Explained a different way: “Mozilla Firefox is compiled on Windows by the non-free Intel compiler which, of course — being designed by Intel, one of the largest manufacturers of central processing units in the world — is naturally going to have optimizations for Intel SIMD technologies such as SSE-SSE3,” Slashdot blogger hairyfeet told LinuxInsider.

Dueling Compilers

“Any builds running native on Linux will be compiled using the GNU compiler, which, while following the FLOSS philosophy by allowing viewing of the source code, doesn’t natively support CPU-specific flags such as SSE or 3DNow! — which means that it will always lose to the SIMD-aware Intel compiler,” hairyfeet added. “While I understand that there is an Intel compiler for Linux, there is no distro that I know of that uses it for their distributions due to the lack of source code.

“So to make this a truly fair comparison you would have to compile both the Linux and Windows version with either the GNU compiler or the Intel one,” he added. “Until that happens, I’m afraid the Windows-based Intel-compiled version will always win.”

Widely interpreted languages like Javascript tend to be “much slower than compiled languages,” but “these days, we have so much performance we can afford to use them,” blogger Robert Pogson told LinuxInsider.

‘Perhaps We Need a Fork’

“I know that when one optimizes code, one optimizes for one particular thing at a time,” Pogson explained. “Only the Firefox team knows what they optimize for, and it may well be that other OS.”

Clearly, “not all benchmarks are testing the same thing because some show better for GNU/Linux and some for that other OS,” Pogson added. “Perhaps we need a fork of Firefox if the team is optimizing for that other OS, or perhaps it does not matter if performance is good enough on either system.”

Summing up, the report “does say good things about the overall quality of Wine; it says little to nothing about Firefox,” drinkypoo added.

MS and Red Hat, Sittin’ in a Tree?

Perhaps most shocking of all on the Redmond front in recent weeks, however, was the news that Red Hat and Microsoft have signed an agreement for patent-free virtualization interoperability.

Yikes — an actual agreement!

Not surprisingly, the announcement was immediately pounced upon at Slashdot, Digg, the Linux Loop and LXer, where bloggers far and wide debated the question, “Is this a good thing?”

“It’s interesting to me that Microsoft cares more about interoperability in this case than its stupid patent threats,” Mack said.

But does it really?

‘Nope, Not Buying It’

“Microsoft has never been and will never be trustworthy,” drinkypoo warned. “Those who forget the lessons of history, et cetera …”

Put more explicitly: “I can’t get right with this,” yagu said. “Microsoft just needs to stop, go away. They are clear they are a company that wants domination only.

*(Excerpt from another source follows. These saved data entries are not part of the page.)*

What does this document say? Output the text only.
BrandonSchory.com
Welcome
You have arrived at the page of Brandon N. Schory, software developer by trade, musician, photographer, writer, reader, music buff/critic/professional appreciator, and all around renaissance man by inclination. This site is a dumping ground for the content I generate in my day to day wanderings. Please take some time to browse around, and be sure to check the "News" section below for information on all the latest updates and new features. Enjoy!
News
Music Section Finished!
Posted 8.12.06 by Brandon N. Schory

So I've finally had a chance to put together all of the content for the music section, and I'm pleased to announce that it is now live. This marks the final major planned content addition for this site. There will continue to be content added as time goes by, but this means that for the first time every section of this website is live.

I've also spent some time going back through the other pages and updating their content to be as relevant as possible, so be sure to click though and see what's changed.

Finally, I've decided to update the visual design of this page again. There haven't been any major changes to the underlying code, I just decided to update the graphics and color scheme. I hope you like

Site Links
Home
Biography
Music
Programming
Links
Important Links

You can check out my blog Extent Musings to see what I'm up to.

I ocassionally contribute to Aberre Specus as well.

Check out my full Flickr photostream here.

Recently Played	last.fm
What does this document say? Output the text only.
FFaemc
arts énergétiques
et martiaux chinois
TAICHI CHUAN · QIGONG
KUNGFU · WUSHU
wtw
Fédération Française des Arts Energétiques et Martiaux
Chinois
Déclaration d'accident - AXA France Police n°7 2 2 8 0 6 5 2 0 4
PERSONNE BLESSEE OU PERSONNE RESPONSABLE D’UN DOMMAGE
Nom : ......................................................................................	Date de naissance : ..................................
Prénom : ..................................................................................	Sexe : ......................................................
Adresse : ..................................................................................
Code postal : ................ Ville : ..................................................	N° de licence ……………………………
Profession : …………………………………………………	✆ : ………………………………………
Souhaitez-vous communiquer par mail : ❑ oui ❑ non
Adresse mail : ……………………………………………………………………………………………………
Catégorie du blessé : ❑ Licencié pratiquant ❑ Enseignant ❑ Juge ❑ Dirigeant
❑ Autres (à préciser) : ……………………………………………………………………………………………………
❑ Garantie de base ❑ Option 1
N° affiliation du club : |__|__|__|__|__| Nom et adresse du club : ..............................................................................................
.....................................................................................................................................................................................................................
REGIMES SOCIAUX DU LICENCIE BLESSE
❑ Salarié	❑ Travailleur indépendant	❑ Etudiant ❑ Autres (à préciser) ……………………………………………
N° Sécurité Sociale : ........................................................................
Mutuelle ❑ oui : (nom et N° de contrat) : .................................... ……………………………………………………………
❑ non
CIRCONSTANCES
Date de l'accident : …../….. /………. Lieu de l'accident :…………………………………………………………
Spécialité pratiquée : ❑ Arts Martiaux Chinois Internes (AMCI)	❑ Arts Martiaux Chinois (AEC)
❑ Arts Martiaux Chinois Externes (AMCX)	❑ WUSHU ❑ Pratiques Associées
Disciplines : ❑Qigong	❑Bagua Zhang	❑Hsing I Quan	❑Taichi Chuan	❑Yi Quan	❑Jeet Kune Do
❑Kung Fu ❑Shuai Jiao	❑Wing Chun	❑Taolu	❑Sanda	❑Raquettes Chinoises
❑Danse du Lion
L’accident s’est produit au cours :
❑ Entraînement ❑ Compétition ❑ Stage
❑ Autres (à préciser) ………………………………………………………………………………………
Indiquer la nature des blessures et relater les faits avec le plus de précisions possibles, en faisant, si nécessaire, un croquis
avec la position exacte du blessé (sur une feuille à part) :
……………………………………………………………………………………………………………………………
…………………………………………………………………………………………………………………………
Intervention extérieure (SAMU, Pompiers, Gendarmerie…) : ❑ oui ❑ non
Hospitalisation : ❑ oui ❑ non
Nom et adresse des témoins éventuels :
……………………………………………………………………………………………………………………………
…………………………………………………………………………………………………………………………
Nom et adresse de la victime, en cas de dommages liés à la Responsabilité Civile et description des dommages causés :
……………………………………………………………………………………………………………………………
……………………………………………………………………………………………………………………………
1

These ‘efforts’ are canards.

“I’m biased, but my bias is from 20+ years watching Microsoft over and over offer olive branches and repeatedly turn on their partners,” yagu explained. “Anyone who thinks Red Hat and Microsoft are a great thing, a great match, should spend time reading the history of Microsoft and IBM circa 1991 and their partnership on OS/2.”

In short, “it’s really amazing what people forget,” yagu concluded. “Nope, not buying it.”